Edisi pertama Charlie Hebdo usai serangan itu terjual lebih dari 7 juta eksemplar.Omzet Charlie meroket sampai 60 juta euro (lebih dari 968 miliar rupiah) di tahun 2015.
Namun, banjir uang itu rupanya tidak berlangsung lama. Di tahun 2016, penjualan tabloid mereka menunjukkan penurunan drastis, dengan omzet hanya 19 juta euro.
Tidak hanya itu, Charlie mengatakan ancaman mati terus berdatangan di media sosial. Akibatnya, mereka terpaksa mencari perlindungan.

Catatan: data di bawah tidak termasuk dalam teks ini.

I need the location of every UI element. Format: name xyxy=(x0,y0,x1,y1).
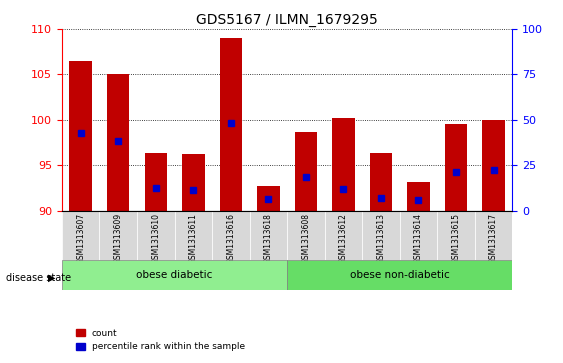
Bar xyxy=(482,120,505,211)
Bar xyxy=(182,154,204,211)
FancyBboxPatch shape xyxy=(287,211,325,260)
Text: GSM1313614: GSM1313614 xyxy=(414,213,423,264)
Bar xyxy=(370,153,392,211)
Bar xyxy=(69,61,92,211)
FancyBboxPatch shape xyxy=(62,211,100,260)
FancyBboxPatch shape xyxy=(400,211,437,260)
Title: GDS5167 / ILMN_1679295: GDS5167 / ILMN_1679295 xyxy=(196,13,378,26)
Text: GSM1313618: GSM1313618 xyxy=(264,213,273,264)
Bar xyxy=(407,183,430,211)
FancyBboxPatch shape xyxy=(100,211,137,260)
Text: GSM1313613: GSM1313613 xyxy=(377,213,386,264)
Text: GSM1313615: GSM1313615 xyxy=(452,213,461,264)
Text: obese diabetic: obese diabetic xyxy=(136,270,213,280)
FancyBboxPatch shape xyxy=(362,211,400,260)
FancyBboxPatch shape xyxy=(212,211,249,260)
Text: disease state: disease state xyxy=(6,273,71,283)
Text: GSM1313609: GSM1313609 xyxy=(114,213,123,264)
FancyBboxPatch shape xyxy=(137,211,175,260)
Text: ▶: ▶ xyxy=(48,273,55,283)
Legend: count, percentile rank within the sample: count, percentile rank within the sample xyxy=(72,325,249,355)
Text: GSM1313617: GSM1313617 xyxy=(489,213,498,264)
Bar xyxy=(145,153,167,211)
FancyBboxPatch shape xyxy=(175,211,212,260)
FancyBboxPatch shape xyxy=(475,211,512,260)
Bar xyxy=(257,186,280,211)
Bar xyxy=(294,131,317,211)
Bar xyxy=(107,74,129,211)
Text: GSM1313608: GSM1313608 xyxy=(301,213,310,264)
Text: GSM1313612: GSM1313612 xyxy=(339,213,348,264)
FancyBboxPatch shape xyxy=(249,211,287,260)
Text: GSM1313616: GSM1313616 xyxy=(226,213,235,264)
Text: GSM1313611: GSM1313611 xyxy=(189,213,198,264)
Bar xyxy=(332,118,355,211)
FancyBboxPatch shape xyxy=(325,211,362,260)
Bar xyxy=(220,38,242,211)
Text: obese non-diabetic: obese non-diabetic xyxy=(350,270,450,280)
Text: GSM1313610: GSM1313610 xyxy=(151,213,160,264)
FancyBboxPatch shape xyxy=(62,260,287,290)
Bar xyxy=(445,124,467,211)
Text: GSM1313607: GSM1313607 xyxy=(76,213,85,264)
FancyBboxPatch shape xyxy=(287,260,512,290)
FancyBboxPatch shape xyxy=(437,211,475,260)
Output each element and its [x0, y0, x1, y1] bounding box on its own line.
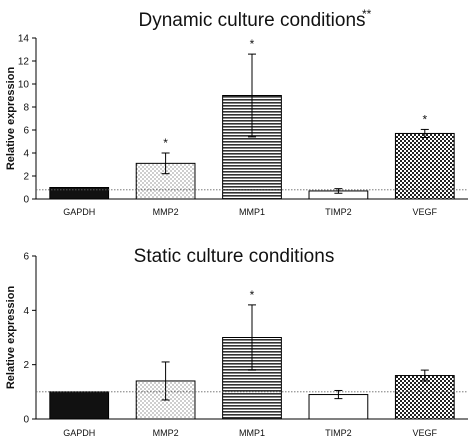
y-tick-label: 6	[23, 252, 29, 263]
y-tick-label: 4	[23, 306, 29, 317]
chart-1: Static culture conditions Relative expres…	[5, 246, 468, 438]
chart-0: Dynamic culture conditions**Relative exp…	[5, 7, 468, 217]
x-tick-label: GAPDH	[63, 207, 95, 217]
x-tick-label: VEGF	[413, 428, 438, 438]
bar-vegf	[394, 132, 455, 200]
title-significance-mark: **	[362, 7, 372, 21]
bar-gapdh	[49, 187, 110, 200]
x-tick-label: MMP2	[153, 428, 179, 438]
bar-gapdh	[49, 391, 110, 420]
y-tick-label: 12	[18, 57, 30, 68]
y-axis-label: Relative expression	[5, 286, 17, 390]
x-tick-label: GAPDH	[63, 428, 95, 438]
y-tick-label: 2	[23, 360, 29, 371]
significance-mark: *	[422, 112, 427, 126]
y-tick-label: 0	[23, 195, 29, 206]
y-axis-label: Relative expression	[5, 67, 17, 171]
y-tick-label: 2	[23, 172, 29, 183]
x-tick-label: MMP1	[239, 428, 265, 438]
significance-mark: *	[250, 288, 255, 302]
x-tick-label: MMP1	[239, 207, 265, 217]
bar-timp2	[308, 394, 369, 420]
y-tick-label: 14	[18, 34, 30, 45]
x-tick-label: TIMP2	[325, 207, 352, 217]
y-tick-label: 0	[23, 415, 29, 426]
x-tick-label: MMP2	[153, 207, 179, 217]
y-tick-label: 4	[23, 149, 29, 160]
chart-title: Dynamic culture conditions	[138, 10, 365, 31]
y-tick-label: 10	[18, 80, 30, 91]
y-tick-label: 8	[23, 103, 29, 114]
chart-title: Static culture conditions	[134, 246, 335, 267]
significance-mark: *	[163, 136, 168, 150]
bar-vegf	[394, 375, 455, 420]
x-tick-label: TIMP2	[325, 428, 352, 438]
y-tick-label: 6	[23, 126, 29, 137]
x-tick-label: VEGF	[413, 207, 438, 217]
significance-mark: *	[250, 37, 255, 51]
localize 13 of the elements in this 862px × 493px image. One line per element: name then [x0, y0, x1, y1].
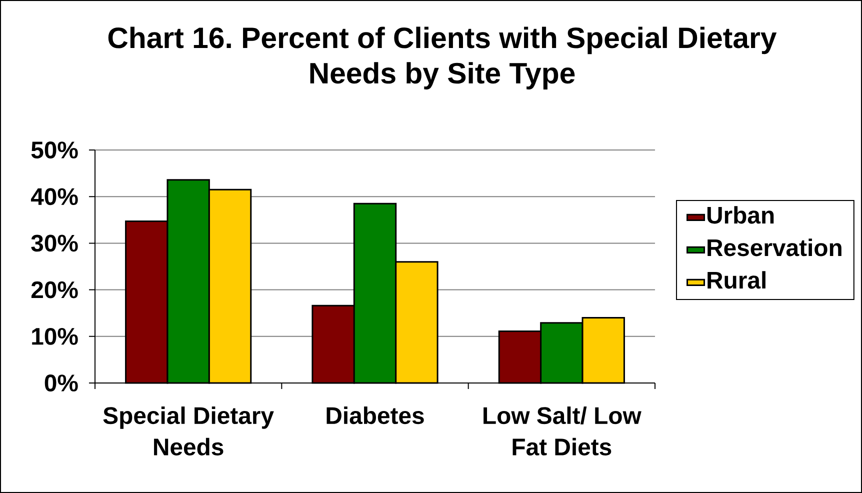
y-tick-label: 20%	[31, 281, 78, 298]
legend-label: Urban	[707, 206, 774, 224]
legend-label: Reservation	[708, 238, 842, 256]
y-tick-label: 50%	[31, 142, 78, 158]
y-tick-label: 10%	[32, 328, 78, 345]
legend-label: Rural	[708, 271, 766, 289]
y-tick-label: 0%	[44, 374, 78, 392]
x-tick-label: Special Dietary Needs	[103, 406, 274, 456]
y-tick-label: 30%	[31, 234, 78, 252]
x-tick-label: Diabetes	[326, 406, 424, 424]
chart-title: Chart 16. Percent of Clients with Special Dietary Needs by Site Type	[108, 26, 777, 90]
x-tick-label: Low Salt/ Low Fat Diets	[484, 406, 642, 456]
y-tick-label: 40%	[30, 188, 78, 206]
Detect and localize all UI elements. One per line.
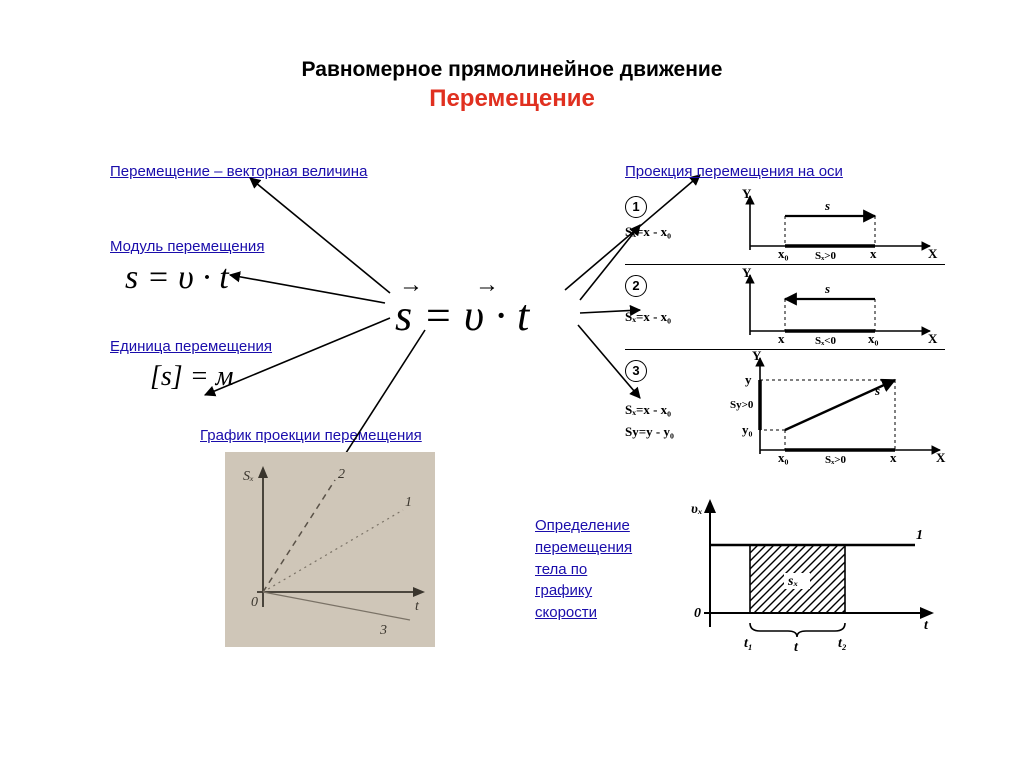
proj-eq-3b: Sy=y - y₀ bbox=[625, 424, 674, 440]
svg-text:t₂: t₂ bbox=[838, 636, 847, 651]
svg-text:Sₓ<0: Sₓ<0 bbox=[815, 335, 837, 347]
proj-eq-1: Sₓ=x - x₀ bbox=[625, 224, 671, 240]
projection-diagrams: 1 Sₓ=x - x₀ s⃗ Y X x₀ x Sₓ>0 2 Sₓ=x - x₀ bbox=[625, 188, 945, 470]
label-vel-graph: Определение перемещения тела по графику … bbox=[535, 515, 632, 624]
svg-text:3: 3 bbox=[379, 623, 387, 638]
label-unit: Единица перемещения bbox=[110, 338, 272, 355]
svg-text:Y: Y bbox=[742, 188, 752, 201]
svg-text:s⃗: s⃗ bbox=[824, 281, 840, 296]
svg-text:x: x bbox=[870, 246, 877, 261]
svg-text:Sₓ>0: Sₓ>0 bbox=[815, 250, 837, 262]
formula-modulus: s = υ · t bbox=[125, 259, 229, 297]
proj-num-2: 2 bbox=[625, 275, 647, 297]
label-modulus: Модуль перемещения bbox=[110, 238, 264, 255]
svg-text:2: 2 bbox=[338, 467, 345, 482]
projection-graph: Sₓ t 0 1 2 3 bbox=[225, 452, 435, 647]
svg-text:X: X bbox=[928, 331, 938, 346]
svg-text:x₀: x₀ bbox=[868, 331, 879, 346]
proj-num-3: 3 bbox=[625, 360, 647, 382]
svg-text:y: y bbox=[745, 372, 752, 387]
proj-eq-3a: Sₓ=x - x₀ bbox=[625, 402, 671, 418]
proj-num-1: 1 bbox=[625, 196, 647, 218]
svg-text:x₀: x₀ bbox=[778, 246, 789, 261]
formula-unit: [s] = м bbox=[150, 361, 233, 393]
svg-text:x₀: x₀ bbox=[778, 450, 789, 465]
label-proj-graph: График проекции перемещения bbox=[200, 427, 422, 444]
proj-diagram-1: s⃗ Y X x₀ x Sₓ>0 bbox=[730, 188, 940, 264]
svg-text:t₁: t₁ bbox=[744, 636, 753, 651]
svg-text:Y: Y bbox=[752, 350, 762, 363]
svg-text:s⃗: s⃗ bbox=[824, 198, 840, 213]
main-formula: → → s = υ · t bbox=[395, 290, 529, 341]
proj-diagram-2: s⃗ Y X x x₀ Sₓ<0 bbox=[730, 265, 940, 349]
title-line2: Перемещение bbox=[0, 85, 1024, 113]
svg-text:Sy>0: Sy>0 bbox=[730, 399, 754, 411]
svg-text:0: 0 bbox=[251, 595, 258, 610]
proj-diagram-3: s⃗ Y X y y₀ x₀ x Sₓ>0 Sy>0 bbox=[730, 350, 950, 470]
svg-text:X: X bbox=[928, 246, 938, 261]
label-vector: Перемещение – векторная величина bbox=[110, 163, 367, 180]
svg-text:υₓ: υₓ bbox=[691, 502, 703, 517]
svg-text:t: t bbox=[794, 640, 799, 655]
svg-text:1: 1 bbox=[405, 495, 412, 510]
svg-text:s⃗: s⃗ bbox=[874, 383, 890, 398]
svg-text:y₀: y₀ bbox=[742, 422, 753, 437]
svg-text:sₓ: sₓ bbox=[787, 574, 798, 589]
title-line1: Равномерное прямолинейное движение bbox=[0, 58, 1024, 82]
svg-text:x: x bbox=[890, 450, 897, 465]
svg-text:Sₓ: Sₓ bbox=[243, 469, 254, 484]
velocity-graph: υₓ t 0 t₁ t t₂ 1 sₓ bbox=[680, 495, 940, 660]
svg-text:1: 1 bbox=[916, 528, 923, 543]
svg-text:x: x bbox=[778, 331, 785, 346]
svg-text:Sₓ>0: Sₓ>0 bbox=[825, 454, 847, 466]
label-proj-axis: Проекция перемещения на оси bbox=[625, 163, 843, 180]
proj-eq-2: Sₓ=x - x₀ bbox=[625, 309, 671, 325]
svg-text:Y: Y bbox=[742, 265, 752, 280]
svg-text:t: t bbox=[924, 618, 929, 633]
svg-text:0: 0 bbox=[694, 606, 701, 621]
svg-text:X: X bbox=[936, 450, 946, 465]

Biaya keselamatan jiwa mereka pun tidak gratis, Charlie mengaku kewalahan untuk memenuhi tagihan keamanan yang mencapai 1,5 juta euro pertahun.
“Apa ini normal bagi media cetak di negara demokrasi yang mana satu dari setiap dua koran yang terjual di lapak harus dipakai untuk membayar biaya keamanan kantornya?” kata Laurent Sourisseau, redaktur Charlie Hebdo.
Wartawan Charlie Fabrice Nicolino mengatakan bahwa para staf mereka dalam kondisi “berduka tiada akhir”, hidup dan bekerja dalam kondisi “yang tidak memberikan kehormatan kepada Prancis.”
Jurnalis Charlie Guillaume Emer mengatakan bahwa Prancis sekarang berpaling dari Charlie Hebdo setelah sebelumnya menjadikan koran itu sebagai simbol.
“Sungguh luar biasa, kami tidak banyak mendapat dukungan dari negara. Negara ini mengingnkan kami menjadi malaikat. Padahal kami sama sekali bukan malaikat,” ujarnya seperti dilansir Euronews (5/1/2018).